UMI deduplication is not done for calculating nuclear fraction
In DropletQC source code I see that nuclear fraction tags are tallied from all read entries regardless of UMI. But in the Velocyto implementation in STARsolo, they sort unique molecules based on how many detected reads map to exon and intron regions. Here's the reference code: https://github.com/alexdobin/STAR/blob/b1edc1208d91a53bf40ebae8669f71d50b994851/source/SoloFeature_countVelocyto.cpp#L102
As a result, nuclear fraction calculated from STARsolo Velocyto output will look like this, discretized at the bottom, as long as I set a low enough UMI threshold (30 in this case):
In contrast, this is nuclear fraction calculated from CellRanger bam tags with nuclear_fraction_tags():
The discretized points from STARsolo Velocyto output are preventing the density estimation algorithm to work as intended.
From our own data (analyzed via STARsolo Velocyto), we find that on the log-log plot, we can draw a straight line to divide the two groups, which incidentally has a perfect slope of -1 and translates to an exponential decay curve on the log-linear plot. Not sure if this generalizes to other datasets, too.
For that dividing curve, xy = constant, and since Nuclear Fraction = Unspliced / UMI_sum, we can instead plot log(Nuclear Fraction) to log(Unspliced), or log(Unspliced) to log(UMI) here. Interesting, because this suggests that empty droplets are clear-cut having below N unspliced counts.
Update
For most data sets I tried, if I plot log(unspliced) to log(umi), I see a gap that is not vertical but can still be expressed as a linear formula.
Here is one from 10X13_4 from La Manno et al. 2021. I also draw another line to indicate the upper limit for each UMI level.
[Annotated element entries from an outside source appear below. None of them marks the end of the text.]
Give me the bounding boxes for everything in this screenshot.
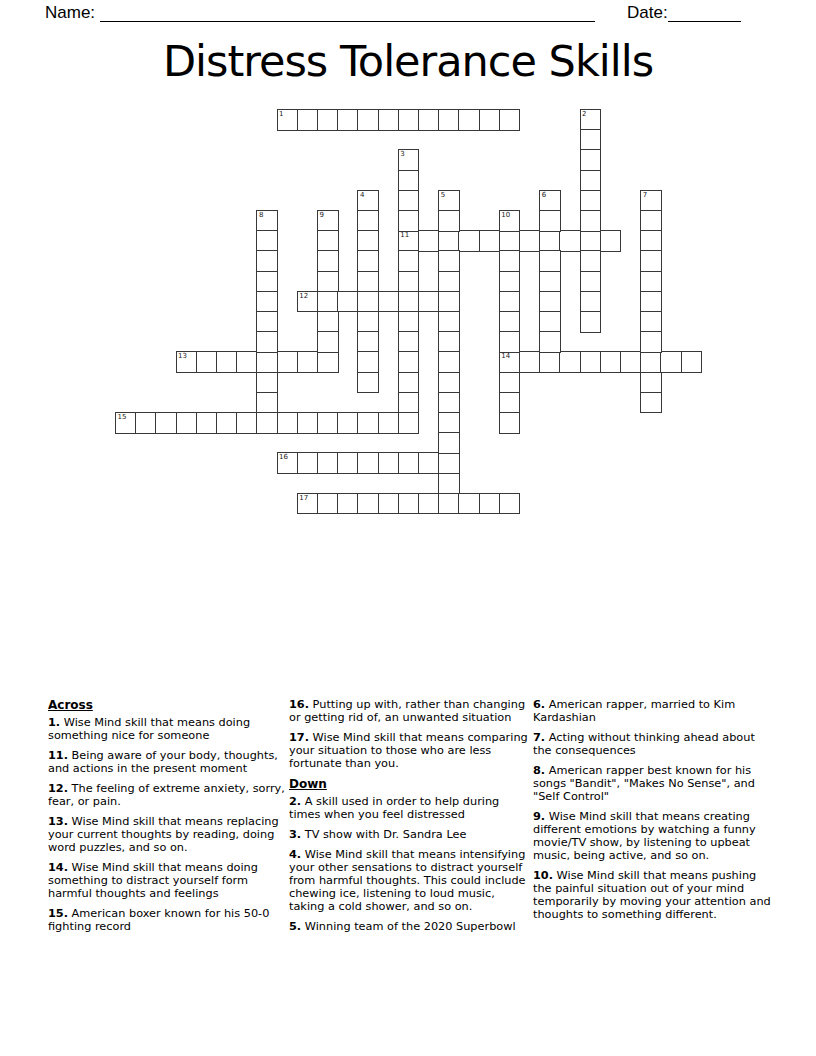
clue-10-down: 10. Wise Mind skill that means pushing t… (533, 869, 773, 921)
grid-cell-r0c13[interactable] (378, 109, 400, 131)
grid-cell-r15c4[interactable] (196, 412, 218, 434)
grid-cell-r9c10[interactable] (317, 291, 339, 313)
grid-cell-r4c21[interactable]: 6 (539, 190, 561, 212)
grid-cell-r17c12[interactable] (357, 452, 379, 474)
grid-cell-r1c23[interactable] (580, 129, 602, 151)
clue-number: 17. (289, 731, 309, 744)
grid-cell-r9c12[interactable] (357, 291, 379, 313)
cell-number-10: 10 (501, 211, 510, 219)
grid-cell-r10c7[interactable] (256, 311, 278, 333)
cell-number-14: 14 (501, 352, 510, 360)
grid-cell-r6c18[interactable] (479, 230, 501, 252)
grid-cell-r6c26[interactable] (640, 230, 662, 252)
clue-12-across: 12. The feeling of extreme anxiety, sorr… (48, 782, 288, 808)
grid-cell-r12c10[interactable] (317, 351, 339, 373)
grid-cell-r15c11[interactable] (337, 412, 359, 434)
clue-8-down: 8. American rapper best known for his so… (533, 764, 773, 803)
clue-number: 5. (289, 920, 301, 933)
grid-cell-r8c26[interactable] (640, 271, 662, 293)
clue-4-down: 4. Wise Mind skill that means intensifyi… (289, 848, 529, 913)
grid-cell-r0c16[interactable] (438, 109, 460, 131)
grid-cell-r17c10[interactable] (317, 452, 339, 474)
grid-cell-r7c12[interactable] (357, 250, 379, 272)
grid-cell-r4c26[interactable]: 7 (640, 190, 662, 212)
clue-number: 2. (289, 795, 301, 808)
grid-cell-r9c16[interactable] (438, 291, 460, 313)
cell-number-16: 16 (279, 453, 288, 461)
clue-3-down: 3. TV show with Dr. Sandra Lee (289, 828, 529, 841)
grid-cell-r9c13[interactable] (378, 291, 400, 313)
grid-cell-r11c7[interactable] (256, 331, 278, 353)
grid-cell-r0c17[interactable] (458, 109, 480, 131)
grid-cell-r11c16[interactable] (438, 331, 460, 353)
grid-cell-r7c14[interactable] (398, 250, 420, 272)
grid-cell-r0c11[interactable] (337, 109, 359, 131)
clue-number: 13. (48, 815, 68, 828)
clue-number: 15. (48, 907, 68, 920)
grid-cell-r10c16[interactable] (438, 311, 460, 333)
clue-number: 11. (48, 749, 68, 762)
grid-cell-r15c14[interactable] (398, 412, 420, 434)
clue-number: 16. (289, 698, 309, 711)
worksheet-page: Name: Date: Distress Tolerance Skills 11… (0, 0, 816, 1056)
grid-cell-r9c14[interactable] (398, 291, 420, 313)
grid-cell-r12c4[interactable] (196, 351, 218, 373)
cell-number-12: 12 (299, 292, 308, 300)
grid-cell-r15c5[interactable] (216, 412, 238, 434)
name-blank-line[interactable] (100, 2, 595, 22)
grid-cell-r9c26[interactable] (640, 291, 662, 313)
clue-15-across: 15. American boxer known for his 50-0 fi… (48, 907, 288, 933)
grid-cell-r19c14[interactable] (398, 493, 420, 515)
clue-number: 10. (533, 869, 553, 882)
grid-cell-r12c21[interactable] (539, 351, 561, 373)
grid-cell-r15c7[interactable] (256, 412, 278, 434)
grid-cell-r13c19[interactable] (499, 372, 521, 394)
grid-cell-r2c23[interactable] (580, 149, 602, 171)
grid-cell-r12c3[interactable]: 13 (176, 351, 198, 373)
grid-cell-r6c23[interactable] (580, 230, 602, 252)
grid-cell-r10c19[interactable] (499, 311, 521, 333)
grid-cell-r9c7[interactable] (256, 291, 278, 313)
grid-cell-r8c19[interactable] (499, 271, 521, 293)
grid-cell-r7c26[interactable] (640, 250, 662, 272)
clue-column: 16. Putting up with, rather than changin… (289, 698, 529, 940)
grid-cell-r7c7[interactable] (256, 250, 278, 272)
grid-cell-r12c9[interactable] (297, 351, 319, 373)
grid-cell-r13c7[interactable] (256, 372, 278, 394)
grid-cell-r10c26[interactable] (640, 311, 662, 333)
cell-number-1: 1 (279, 110, 283, 118)
grid-cell-r14c7[interactable] (256, 392, 278, 414)
grid-cell-r12c12[interactable] (357, 351, 379, 373)
cell-number-5: 5 (441, 191, 445, 199)
grid-cell-r8c16[interactable] (438, 271, 460, 293)
grid-cell-r12c5[interactable] (216, 351, 238, 373)
clue-16-across: 16. Putting up with, rather than changin… (289, 698, 529, 724)
grid-cell-r11c19[interactable] (499, 331, 521, 353)
grid-cell-r4c23[interactable] (580, 190, 602, 212)
clue-11-across: 11. Being aware of your body, thoughts, … (48, 749, 288, 775)
grid-cell-r11c21[interactable] (539, 331, 561, 353)
grid-cell-r19c19[interactable] (499, 493, 521, 515)
grid-cell-r11c10[interactable] (317, 331, 339, 353)
cell-number-13: 13 (178, 352, 187, 360)
grid-cell-r12c27[interactable] (660, 351, 682, 373)
grid-cell-r13c26[interactable] (640, 372, 662, 394)
grid-cell-r5c14[interactable] (398, 210, 420, 232)
grid-cell-r17c8[interactable]: 16 (277, 452, 299, 474)
cell-number-6: 6 (542, 191, 546, 199)
grid-cell-r17c9[interactable] (297, 452, 319, 474)
grid-cell-r14c14[interactable] (398, 392, 420, 414)
clue-17-across: 17. Wise Mind skill that means comparing… (289, 731, 529, 770)
grid-cell-r0c14[interactable] (398, 109, 420, 131)
grid-cell-r12c14[interactable] (398, 351, 420, 373)
grid-cell-r15c6[interactable] (236, 412, 258, 434)
clue-number: 14. (48, 861, 68, 874)
grid-cell-r15c19[interactable] (499, 412, 521, 434)
grid-cell-r6c17[interactable] (458, 230, 480, 252)
grid-cell-r19c9[interactable]: 17 (297, 493, 319, 515)
grid-cell-r6c16[interactable] (438, 230, 460, 252)
grid-cell-r17c13[interactable] (378, 452, 400, 474)
grid-cell-r15c3[interactable] (176, 412, 198, 434)
grid-cell-r0c19[interactable] (499, 109, 521, 131)
grid-cell-r5c26[interactable] (640, 210, 662, 232)
page-title: Distress Tolerance Skills (0, 36, 816, 86)
grid-cell-r11c12[interactable] (357, 331, 379, 353)
grid-cell-r7c23[interactable] (580, 250, 602, 272)
clue-list-header-across: Across (48, 698, 288, 712)
grid-cell-r5c16[interactable] (438, 210, 460, 232)
grid-cell-r9c9[interactable]: 12 (297, 291, 319, 313)
clue-number: 6. (533, 698, 545, 711)
grid-cell-r15c10[interactable] (317, 412, 339, 434)
grid-cell-r15c1[interactable] (135, 412, 157, 434)
grid-cell-r13c12[interactable] (357, 372, 379, 394)
grid-cell-r10c14[interactable] (398, 311, 420, 333)
grid-cell-r3c23[interactable] (580, 170, 602, 192)
clue-number: 7. (533, 731, 545, 744)
clue-5-down: 5. Winning team of the 2020 Superbowl (289, 920, 529, 933)
grid-cell-r12c19[interactable]: 14 (499, 351, 521, 373)
crossword-grid: 1111213141516172345678910 (115, 109, 703, 515)
grid-cell-r6c22[interactable] (559, 230, 581, 252)
grid-cell-r16c16[interactable] (438, 432, 460, 454)
grid-cell-r0c8[interactable]: 1 (277, 109, 299, 131)
grid-cell-r6c10[interactable] (317, 230, 339, 252)
grid-cell-r12c16[interactable] (438, 351, 460, 373)
grid-cell-r19c13[interactable] (378, 493, 400, 515)
grid-cell-r10c21[interactable] (539, 311, 561, 333)
grid-cell-r7c21[interactable] (539, 250, 561, 272)
grid-cell-r8c12[interactable] (357, 271, 379, 293)
grid-cell-r8c7[interactable] (256, 271, 278, 293)
cell-number-4: 4 (360, 191, 364, 199)
grid-cell-r12c23[interactable] (580, 351, 602, 373)
clue-list: Across1. Wise Mind skill that means doin… (0, 698, 816, 1028)
grid-cell-r0c12[interactable] (357, 109, 379, 131)
grid-cell-r8c21[interactable] (539, 271, 561, 293)
grid-cell-r10c10[interactable] (317, 311, 339, 333)
grid-cell-r7c16[interactable] (438, 250, 460, 272)
grid-cell-r4c16[interactable]: 5 (438, 190, 460, 212)
grid-cell-r12c28[interactable] (681, 351, 703, 373)
grid-cell-r19c16[interactable] (438, 493, 460, 515)
grid-cell-r6c7[interactable] (256, 230, 278, 252)
clue-column: Across1. Wise Mind skill that means doin… (48, 698, 288, 940)
grid-cell-r6c14[interactable]: 11 (398, 230, 420, 252)
grid-cell-r8c14[interactable] (398, 271, 420, 293)
grid-cell-r0c15[interactable] (418, 109, 440, 131)
grid-cell-r15c16[interactable] (438, 412, 460, 434)
grid-cell-r15c2[interactable] (155, 412, 177, 434)
grid-cell-r15c9[interactable] (297, 412, 319, 434)
clue-column: 6. American rapper, married to Kim Karda… (533, 698, 773, 928)
grid-cell-r8c23[interactable] (580, 271, 602, 293)
grid-cell-r5c23[interactable] (580, 210, 602, 232)
grid-cell-r7c19[interactable] (499, 250, 521, 272)
grid-cell-r7c10[interactable] (317, 250, 339, 272)
clue-number: 1. (48, 716, 60, 729)
date-label: Date: (627, 3, 668, 23)
clue-9-down: 9. Wise Mind skill that means creating d… (533, 810, 773, 862)
grid-cell-r12c8[interactable] (277, 351, 299, 373)
grid-cell-r12c20[interactable] (519, 351, 541, 373)
grid-cell-r17c15[interactable] (418, 452, 440, 474)
grid-cell-r19c10[interactable] (317, 493, 339, 515)
grid-cell-r14c19[interactable] (499, 392, 521, 414)
clue-6-down: 6. American rapper, married to Kim Karda… (533, 698, 773, 724)
grid-cell-r0c18[interactable] (479, 109, 501, 131)
grid-cell-r17c14[interactable] (398, 452, 420, 474)
grid-cell-r13c16[interactable] (438, 372, 460, 394)
clue-14-across: 14. Wise Mind skill that means doing som… (48, 861, 288, 900)
clue-number: 4. (289, 848, 301, 861)
grid-cell-r12c7[interactable] (256, 351, 278, 373)
grid-cell-r9c21[interactable] (539, 291, 561, 313)
grid-cell-r0c10[interactable] (317, 109, 339, 131)
grid-cell-r19c11[interactable] (337, 493, 359, 515)
clue-number: 9. (533, 810, 545, 823)
cell-number-3: 3 (400, 150, 404, 158)
grid-cell-r12c24[interactable] (600, 351, 622, 373)
name-label: Name: (45, 3, 95, 23)
clue-7-down: 7. Acting without thinking ahead about t… (533, 731, 773, 757)
grid-cell-r2c14[interactable]: 3 (398, 149, 420, 171)
grid-cell-r5c12[interactable] (357, 210, 379, 232)
grid-cell-r19c12[interactable] (357, 493, 379, 515)
grid-cell-r17c16[interactable] (438, 452, 460, 474)
grid-cell-r3c14[interactable] (398, 170, 420, 192)
grid-cell-r12c6[interactable] (236, 351, 258, 373)
cell-number-11: 11 (400, 231, 409, 239)
grid-cell-r0c23[interactable]: 2 (580, 109, 602, 131)
grid-cell-r6c20[interactable] (519, 230, 541, 252)
grid-cell-r9c19[interactable] (499, 291, 521, 313)
clue-number: 8. (533, 764, 545, 777)
grid-cell-r15c13[interactable] (378, 412, 400, 434)
grid-cell-r6c19[interactable] (499, 230, 521, 252)
grid-cell-r15c8[interactable] (277, 412, 299, 434)
cell-number-8: 8 (259, 211, 263, 219)
clue-number: 3. (289, 828, 301, 841)
grid-cell-r5c10[interactable]: 9 (317, 210, 339, 232)
grid-cell-r4c12[interactable]: 4 (357, 190, 379, 212)
grid-cell-r5c21[interactable] (539, 210, 561, 232)
clue-13-across: 13. Wise Mind skill that means replacing… (48, 815, 288, 854)
grid-cell-r6c12[interactable] (357, 230, 379, 252)
grid-cell-r18c16[interactable] (438, 473, 460, 495)
cell-number-7: 7 (643, 191, 647, 199)
grid-cell-r19c17[interactable] (458, 493, 480, 515)
cell-number-15: 15 (118, 413, 127, 421)
grid-cell-r19c15[interactable] (418, 493, 440, 515)
grid-cell-r12c22[interactable] (559, 351, 581, 373)
grid-cell-r6c21[interactable] (539, 230, 561, 252)
cell-number-17: 17 (299, 494, 308, 502)
grid-cell-r0c9[interactable] (297, 109, 319, 131)
grid-cell-r12c26[interactable] (640, 351, 662, 373)
grid-cell-r10c12[interactable] (357, 311, 379, 333)
grid-cell-r9c11[interactable] (337, 291, 359, 313)
grid-cell-r6c24[interactable] (600, 230, 622, 252)
grid-cell-r11c26[interactable] (640, 331, 662, 353)
grid-cell-r12c25[interactable] (620, 351, 642, 373)
cell-number-9: 9 (320, 211, 324, 219)
cell-number-2: 2 (582, 110, 586, 118)
grid-cell-r13c14[interactable] (398, 372, 420, 394)
clue-number: 12. (48, 782, 68, 795)
grid-cell-r17c11[interactable] (337, 452, 359, 474)
grid-cell-r10c23[interactable] (580, 311, 602, 333)
clue-2-down: 2. A skill used in order to help during … (289, 795, 529, 821)
grid-cell-r15c0[interactable]: 15 (115, 412, 137, 434)
grid-cell-r11c14[interactable] (398, 331, 420, 353)
grid-cell-r9c23[interactable] (580, 291, 602, 313)
clue-1-across: 1. Wise Mind skill that means doing some… (48, 716, 288, 742)
grid-cell-r15c12[interactable] (357, 412, 379, 434)
grid-cell-r6c15[interactable] (418, 230, 440, 252)
grid-cell-r8c10[interactable] (317, 271, 339, 293)
grid-cell-r14c16[interactable] (438, 392, 460, 414)
grid-cell-r19c18[interactable] (479, 493, 501, 515)
grid-cell-r5c7[interactable]: 8 (256, 210, 278, 232)
grid-cell-r14c26[interactable] (640, 392, 662, 414)
grid-cell-r4c14[interactable] (398, 190, 420, 212)
clue-list-header-down: Down (289, 777, 529, 791)
grid-cell-r9c15[interactable] (418, 291, 440, 313)
date-blank-line[interactable] (668, 2, 741, 22)
grid-cell-r5c19[interactable]: 10 (499, 210, 521, 232)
Here is one from 10X66_4 from La Manno et al. 2021. In this sample more red blood cells were captured (leftmost group), as we can see from profiling the curious cluster (Seurat cluster 2). Otherwise, it still shows that viable cells form a group that can be visually separated from empty droplets or red blood cells. I also include the classification result with EmptyDrops for comparison. Generally EmptyDrops will call cells from the red blood cell region, call some false positives from empty droplets visualized with DropletQC, and sometimes not detect cells among the right hand side, depending on the lower parameter set that it uses to calculate an ambient profile to test with.